Safe blood: myth or reality?

Evaldo S. A. AraújoI; Antonio A. BaroneII

IDivisão de Moléstias Infecciosas e Parasitárias do HC-FMUSP/LIM47 - Laboratório e Ambulatório de Hepatites Virais

IIProfessor Titular do Departamento de Moléstias Infecciosas e Parasitárias da Faculdade de Medicina da USP/SP

Correspondência Correspondência: Evaldo S.A. Araújo Instituto de Medicina Tropical II - LIM47 Av. Dr. Enéas Carvalho de Aguiar nº 500 Sala 12 Cerqueira Cesar - 05403-000 São Paulo-SP - Brasil Tel./Fax: 55 11 30851601 E-mail: evaldostanislau@uol.com.br

Ao receptor e ao prescritor de uma hemoterapia interessa, e é essencial, que esse ato seja isento de riscos e completamente seguro. Vivenciamos uma epidemia de hepatite C, exemplo recente e dramático do impacto da transmissão de um agente infeccioso, então desconhecido, por meio da transfusão de sangue. A adoção de medidas de triagem laboratorial efetivas transformou essa realidade. Hoje, o risco de aquisição de uma hepatite viral após um a transfusão é virtualmente zero. O impacto na Saúde e nos aspectos farmaco-econômicos de uma triagem efetiva contra o VHC dificilmente será superado por qualquer outra medida terapêutica, o que dimensiona o valor dessa prática. Portanto, é justo e pertinente que se deseje o mesmo elevado grau de segurança para todos os agentes infecciosos potencialmente transmissíveis. Porém, a pergunta que se faz é: isso é possível? E se possível, é exeqüível? Necessário?

Por mais que novas tecnologias sejam desenvolvidas, a descoberta de novos agentes infecciosos e a reemergência de velhas ameaças constituem um desafio contínuo que impedem um sangue 100% seguro.1 As ameaças infecciosas se dividem em seis categorias principais, apresentadas na Tabela 1. Nos Estados Unidos, utilizando inclusive metodologia biomolecular para alguns patógenos, o risco de aquisição de infecção transfusional para agentes selecionados é de um em 2.135.000 para o HIV-1, zero para HIV-2, um em 1.935.000 para o VHC, um em 205-488.000 para o VHB e zero para o Vírus da Febre do Oeste do Nilo.2 Um complemento à triagem pré-transfusional seria a utilização de métodos físicos e químicos de redução de patógenos.

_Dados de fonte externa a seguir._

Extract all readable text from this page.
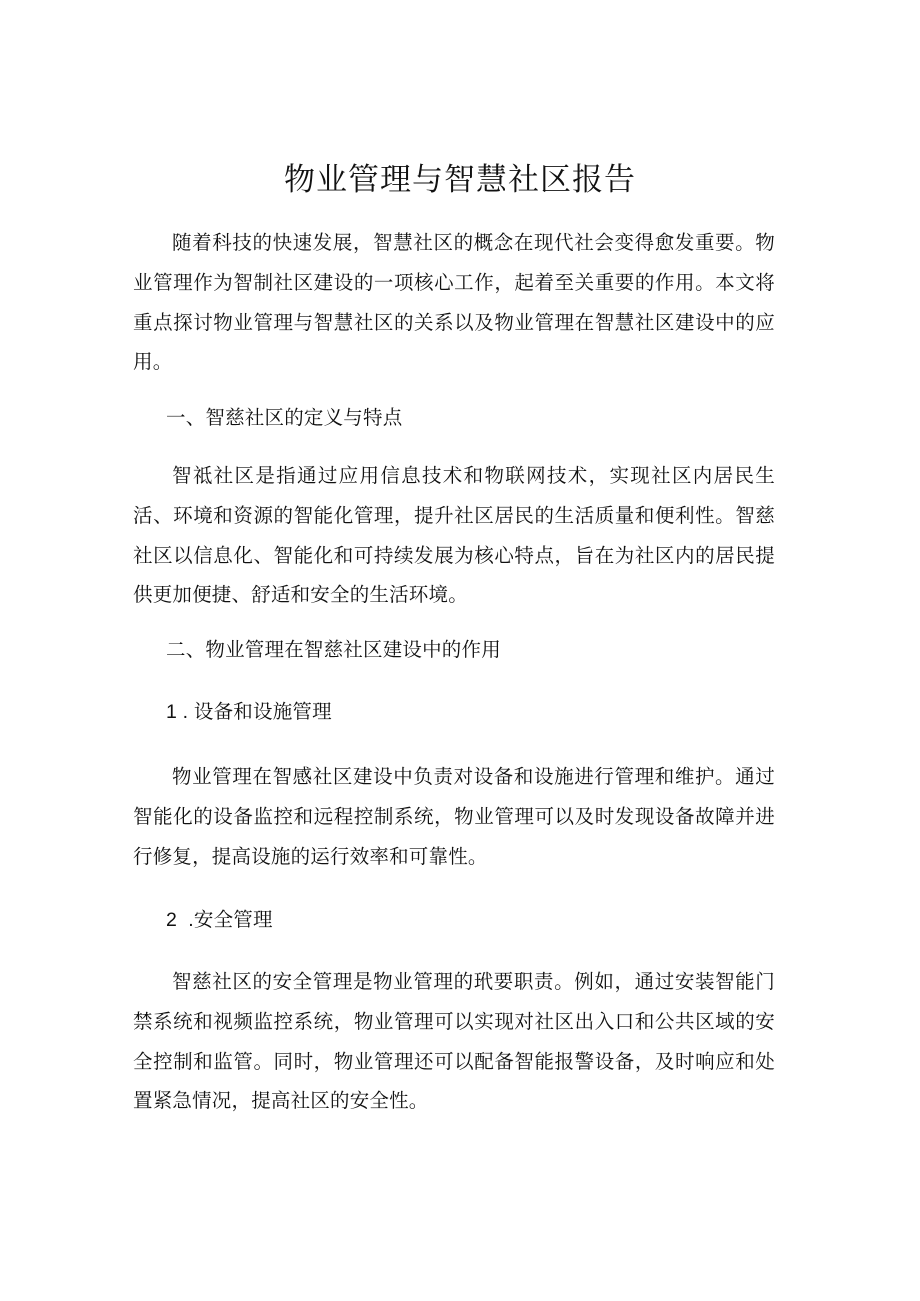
物业管理与智慧社区报告

随着科技的快速发展，智慧社区的概念在现代社会变得愈发重要。物业管理作为智制社区建设的一项核心工作，起着至关重要的作用。本文将重点探讨物业管理与智慧社区的关系以及物业管理在智慧社区建设中的应用。

一、智慈社区的定义与特点

智祗社区是指通过应用信息技术和物联网技术，实现社区内居民生活、环境和资源的智能化管理，提升社区居民的生活质量和便利性。智慈社区以信息化、智能化和可持续发展为核心特点，旨在为社区内的居民提供更加便捷、舒适和安全的生活环境。

二、物业管理在智慈社区建设中的作用

1 . 设备和设施管理

物业管理在智感社区建设中负责对设备和设施进行管理和维护。通过智能化的设备监控和远程控制系统，物业管理可以及时发现设备故障并进行修复，提高设施的运行效率和可靠性。

2  .安全管理

智慈社区的安全管理是物业管理的玳要职责。例如，通过安装智能门禁系统和视频监控系统，物业管理可以实现对社区出入口和公共区域的安全控制和监管。同时，物业管理还可以配备智能报警设备，及时响应和处置紧急情况，提高社区的安全性。
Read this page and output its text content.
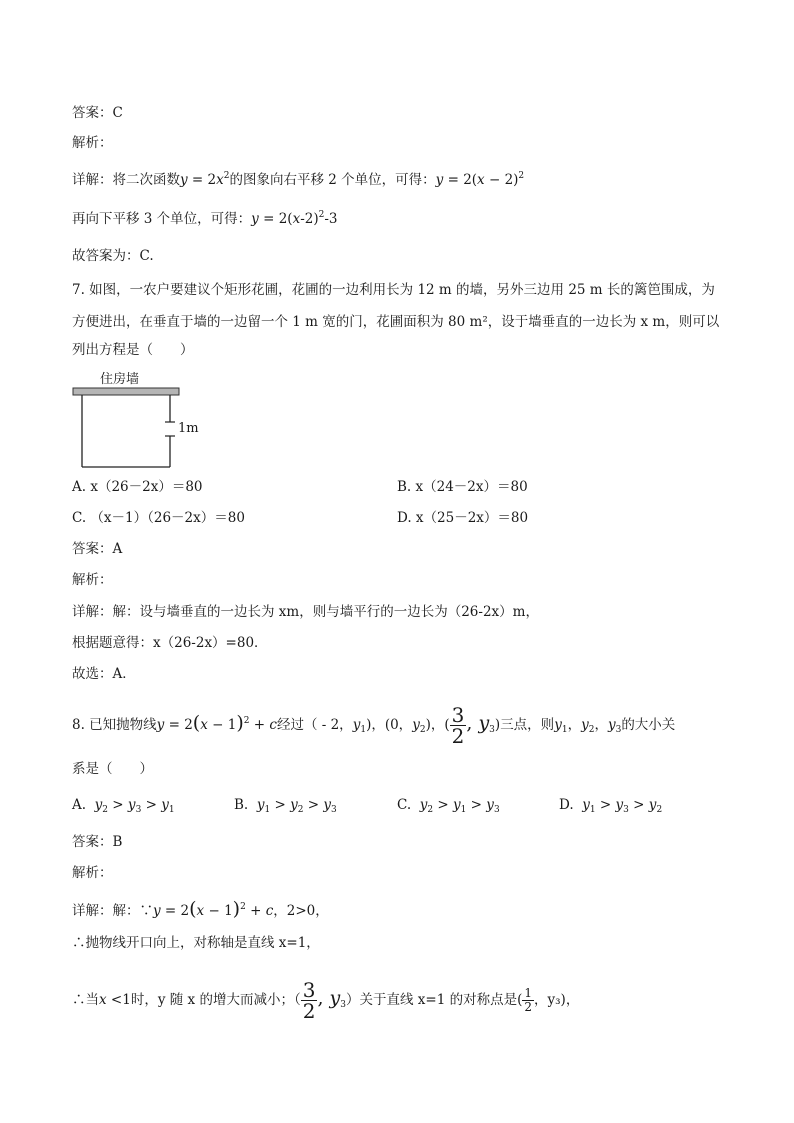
答案：C
解析：
详解：将二次函数$y = 2x^2$的图象向右平移 2 个单位，可得：$y = 2(x - 2)^2$
再向下平移 3 个单位，可得：$y = 2(x-2)^2-3$
故答案为：C.
7. 如图，一农户要建议个矩形花圃，花圃的一边利用长为 12 m 的墙，另外三边用 25 m 长的篱笆围成，为
方便进出，在垂直于墙的一边留一个 1 m 宽的门，花圃面积为 80 m²，设于墙垂直的一边长为 x m，则可以
列出方程是（　　）
住房墙
1m
A. x（26－2x）＝80	B. x（24－2x）＝80
C. （x－1）（26－2x）＝80	D. x（25－2x）＝80
答案：A
解析：
详解：解：设与墙垂直的一边长为 xm，则与墙平行的一边长为（26-2x）m，
根据题意得：x（26-2x）=80．
故选：A．
8. 已知抛物线$y = 2(x - 1)^2 + c$经过（ - 2，$y_1$)，(0，$y_2$)，( $\frac{3}{2}$ , $y_3$)三点，则$y_1$，$y_2$，$y_3$的大小关
系是（　　）
A. $y_2 > y_3 > y_1$	B. $y_1 > y_2 > y_3$	C. $y_2 > y_1 > y_3$	D. $y_1 > y_3 > y_2$
答案：B
解析：
详解：解：∵y = $2(x - 1)^2 + c$，2>0，
∴抛物线开口向上，对称轴是直线 x=1，
∴当x <1时，y 随 x 的增大而减小；（ $\frac{3}{2}$ , $y_3$）关于直线 x=1 的对称点是( $\frac{1}{2}$ ，y₃)，
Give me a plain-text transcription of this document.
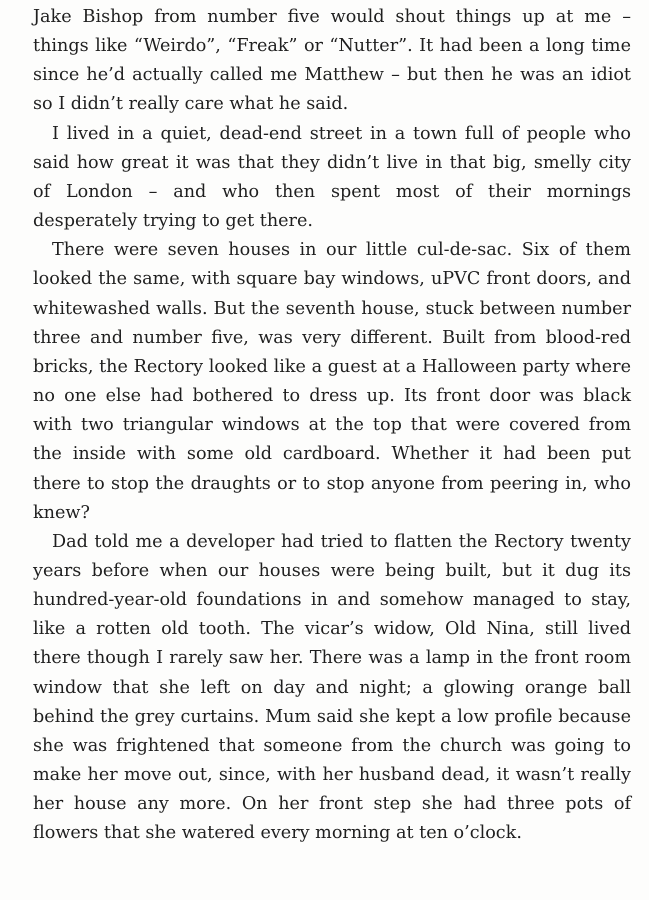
Jake Bishop from number five would shout things up at me – things like “Weirdo”, “Freak” or “Nutter”. It had been a long time since he’d actually called me Matthew – but then he was an idiot so I didn’t really care what he said.

I lived in a quiet, dead-end street in a town full of people who said how great it was that they didn’t live in that big, smelly city of London – and who then spent most of their mornings desperately trying to get there.

There were seven houses in our little cul-de-sac. Six of them looked the same, with square bay windows, uPVC front doors, and whitewashed walls. But the seventh house, stuck between number three and number five, was very different. Built from blood-red bricks, the Rectory looked like a guest at a Halloween party where no one else had bothered to dress up. Its front door was black with two triangular windows at the top that were covered from the inside with some old cardboard. Whether it had been put there to stop the draughts or to stop anyone from peering in, who knew?

Dad told me a developer had tried to flatten the Rectory twenty years before when our houses were being built, but it dug its hundred-year-old foundations in and somehow managed to stay, like a rotten old tooth. The vicar’s widow, Old Nina, still lived there though I rarely saw her. There was a lamp in the front room window that she left on day and night; a glowing orange ball behind the grey curtains. Mum said she kept a low profile because she was frightened that someone from the church was going to make her move out, since, with her husband dead, it wasn’t really her house any more. On her front step she had three pots of flowers that she watered every morning at ten o’clock.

Entretanto, a interferência com a integridade de componentes do sangue e mesmo novos agentes infecciosos restrigem a sua utilização a determinados componentes do sangue, como plaquetas, seguramente utilizadas na recente epidemia do vírus Chikungunya na Ile de La Réunion.3

No presente número da RBHH, a questão da transmissão da dengue por transfusão é debatida. Manifestam-se por carta os Drs. Levi e Wendel4 em relação à proposta de implantação de triagem laboratorial por método de ELISA que detecte o antígeno NS1 do vírus da dengue, feita em correspondência prévia pelo Dr. Ferreira Ramos.5 Argumentam, em síntese, que a despeito de elevada e crescente prevalência da dengue no Brasil e determinadas regiões do mundo, os relatos de dengue transfusional seriam extremamente raros, além de dúbios na qualidade científica da informação. Defendem a avaliação de estratégias sazonais e regionais para detecção de amostras virêmicas. Discutem se a detecção de viremia, de fato, representa um risco para transmissão - além da potencial interferência do processamento dos componentes do sangue na viabilidade viral - e se o método proposto, ELISA para NS1, seria o método de melhor desempenho em nosso meio, considerando a sensibilidade e especificidade na população de doadores. Por fim, refletem se o incentivo ao combate do vetor não seria a melhor opção a se seguir. Dr. Ramos contra-argumenta no sentido de que existem, sim, relatos de transmissão transfusional da dengue, sendo essa ocorrência possivelmente subnotificada, e que as condições climáticas globais tornam o ambiente cada vez mais propício para a perpetuação do vetor e dificultam as estratégias de efetivo combate ao mesmo, incluindo uma alteração na sazonalidade da apresentação. Por fim, tece considerações sobre o argumento financeiro versus as dificuldades de controle do vetor, defendendo que haveria uma vantagem para a implantação de um método de seleção seguramente efetivo na triagem de amostras virêmicas, em que pese custos, ante a redução ainda maior dos riscos transfusionais e maior segurança de todos. Ambos missivistas reconhecem o mérito da discussão e conclamam a um debate científico sobre o tema, cabendo definir a oportunidade de implantação daquilo que for decidido.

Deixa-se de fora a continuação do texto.